Con César Franco Mariscal como secretario de Salud, las quejas por falta de medicamentos, insumos y otras situaciones han disminuido respecto a cuando asumió la Secretaría. Reaccionó bien en emergencias importantes como el avionazo en la capital, accidentes carreteros de consideración o estragos por desastres naturales. En contraste, continúa sin resolverse en su totalidad la falta de medicamentos, médicos e insumos en hospitales. Los adeudos millonarios que arrastra la Secretaría impiden un crecimiento óptimo en la dependencia y pareciera que solo les alcanza para subsistir. En La Laguna, la apertura completa del nuevo Hospital General de Gómez Palacio no tiene para cuándo. Para que se ponga las pilas el próximo año, la Pony le manda un SEIS Y MEDIO.

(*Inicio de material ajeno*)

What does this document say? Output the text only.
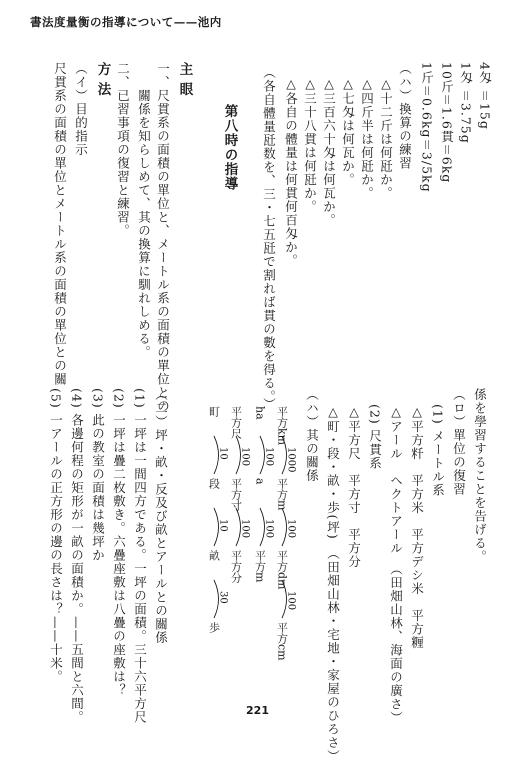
書法度量衡の指導について——池内
4匁 ＝15g
1匁 ＝3.75g
10斤＝1.6貫＝6kg
1斤＝0.6kg＝3/5kg
（ハ）換算の練習
△十二斤は何瓩か。
△四斤半は何瓩か。
△七匁は何瓦か。
△三百六十匁は何瓦か。
△三十八貫は何瓩か。
△各自の體量は何貫何百匁か。
（各自體量瓩数を、三・七五瓩で割れば貫の數を得る。）
第八時の指導
主 眼
一、尺貫系の面積の單位と、メートル系の面積の單位との
　　關係を知らしめて、其の換算に馴れしめる。
二、已習事項の復習と練習。
方 法
（イ）目的指示
尺貫系の面積の單位とメートル系の面積の單位との關
係を學習することを告げる。
（ロ）單位の復習
(1) メートル系
△平方粁　平方米　平方デシ米　平方糎
△アール　ヘクトアール　（田畑山林、海面の廣さ）
(2) 尺貫系
△平方尺　平方寸　平方分
△町・段・畝・歩(坪)　（田畑山林・宅地・家屋のひろさ）
（ハ）其の關係
平方km
1000
平方m
100
平方dm
100
平方cm
ha
100
a
100
平方m
平方尺
100
平方寸
100
平方分
町
10
段
10
畝
30
歩
（二）坪・畝・反及び畝とアールとの關係
(1) 一坪は一間四方である。一坪の面積。三十六平方尺
(2) 一坪は疊二枚敷き。六疊座敷は八疊の座敷は？
(3) 此の教室の面積は幾坪か
(4) 各邊何程の矩形が一畝の面積か。——五間と六間。
(5) 一アールの正方形の邊の長さは？——十米。
221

A Jaime Rivas Loaiza, secretario de Desarrollo Social, la salida de su antecesor, Marcos Cruz, le ha permitido mantenerse alejado de los reflectores mediáticos y, por ende, de las quejas que atraía la sobreexposición. Ha logrado aterrizar algunos proyectos sociales en municipios que parecían olvidados. Pero, en detrimento suyo, el tema de los uniformes escolares no ha podido ser resuelto en su totalidad. Las quejas por la tardanza en la entrega de dichos uniformes causó la molestia en padres de familia, aunque el argumento de defensa es que la licitación y entrega de éstos ya estaba organizada desde antes. Aun así, es una tarea pendiente que lo deja con un SIETE.

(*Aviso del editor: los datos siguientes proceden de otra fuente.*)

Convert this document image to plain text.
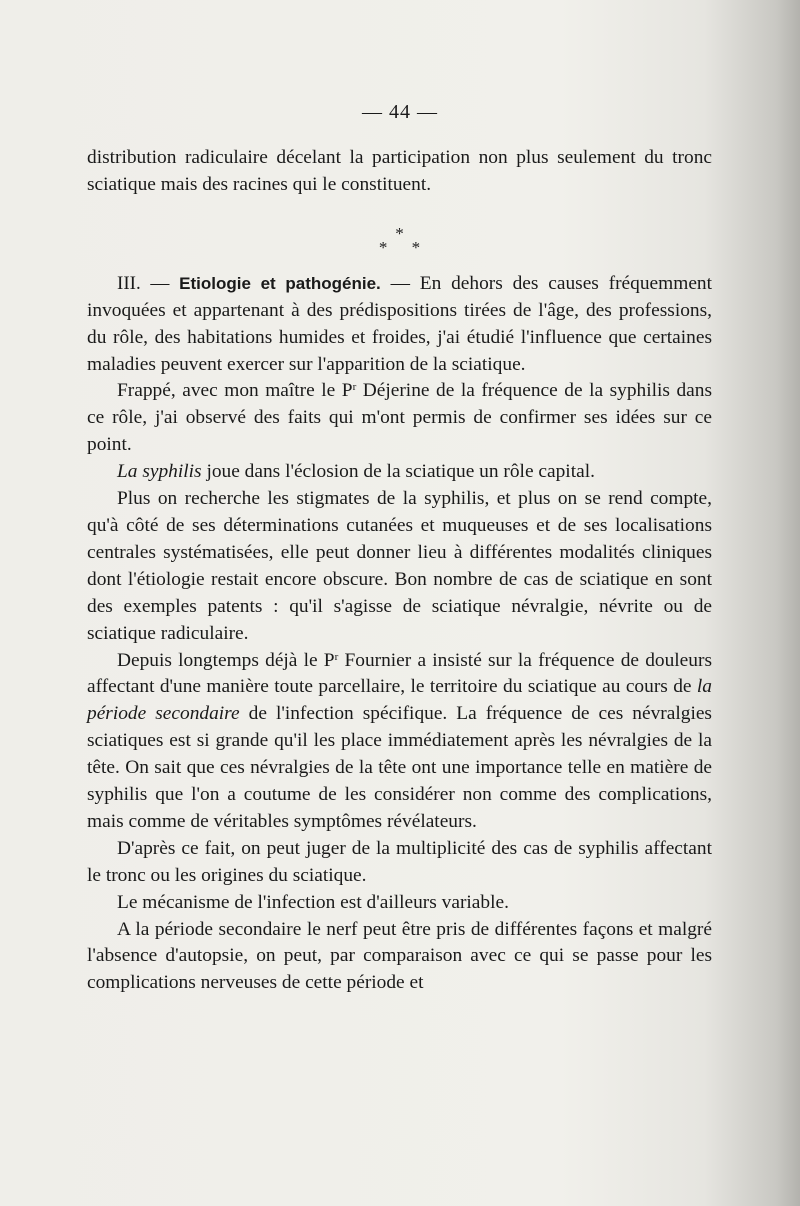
— 44 —

distribution radiculaire décelant la participation non plus seulement du tronc sciatique mais des racines qui le constituent.

*
* *

III. — Etiologie et pathogénie. — En dehors des causes fréquemment invoquées et appartenant à des prédispositions tirées de l'âge, des professions, du rôle, des habitations humides et froides, j'ai étudié l'influence que certaines maladies peuvent exercer sur l'apparition de la sciatique.

Frappé, avec mon maître le $P^r$ Déjerine de la fréquence de la syphilis dans ce rôle, j'ai observé des faits qui m'ont permis de confirmer ses idées sur ce point.

La syphilis joue dans l'éclosion de la sciatique un rôle capital.

Plus on recherche les stigmates de la syphilis, et plus on se rend compte, qu'à côté de ses déterminations cutanées et muqueuses et de ses localisations centrales systématisées, elle peut donner lieu à différentes modalités cliniques dont l'étiologie restait encore obscure. Bon nombre de cas de sciatique en sont des exemples patents : qu'il s'agisse de sciatique névralgie, névrite ou de sciatique radiculaire.

Depuis longtemps déjà le $P^r$ Fournier a insisté sur la fréquence de douleurs affectant d'une manière toute parcellaire, le territoire du sciatique au cours de la période secondaire de l'infection spécifique. La fréquence de ces névralgies sciatiques est si grande qu'il les place immédiatement après les névralgies de la tête. On sait que ces névralgies de la tête ont une importance telle en matière de syphilis que l'on a coutume de les considérer non comme des complications, mais comme de véritables symptômes révélateurs.

D'après ce fait, on peut juger de la multiplicité des cas de syphilis affectant le tronc ou les origines du sciatique.

Le mécanisme de l'infection est d'ailleurs variable.

A la période secondaire le nerf peut être pris de différentes façons et malgré l'absence d'autopsie, on peut, par comparaison avec ce qui se passe pour les complications nerveuses de cette période et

Una vez repasadas las hazañas y los estropicios de los funcionarios estatales, la Pony se encarrera a toda máquina a revisar los hecho por los ayuntamientos, y para ello comienza, ya estando allá, con el controvertido alcalde de Durango, José Ramón Enríquez Herrera. Como puntos a favor, se comenta que mantiene niveles, digamos todavía no indecentes, de aceptación entre los electores durangenses y se le percibe con un mayor control de su gabinete en comparación con el mandatario estatal. El conflicto político que mantiene con el Congreso del Estado le ha permitido desviar la atención de los diversos problemas que hay en el ayuntamiento, que no son pocos, además de que ha sabido tejer alianzas a nivel nacional que tarde o temprano le pueden ayudar. El problema es que no sólo no ha reconocido que se equivocó con el nombramiento de algunos miembros de su gabinete, sino que los ha mantenido con el único fin de evitar dar la razón a sus críticos. Precisamente el juicio político que le quiere abrir el Congreso se derivó de una falla de su departamento de Comunicación Social, a cuyo jefe se ha empeñado en mantener debido al pago de favores políticos. Por eso, si bien se mantiene en niveles amarillos, sigue perdiendo puntos de aceptación y no se sabe si le alcanzará para poder reelegirse. Por todo lo anterior, la Pony le cuelga un feo CINCO Y MEDIO.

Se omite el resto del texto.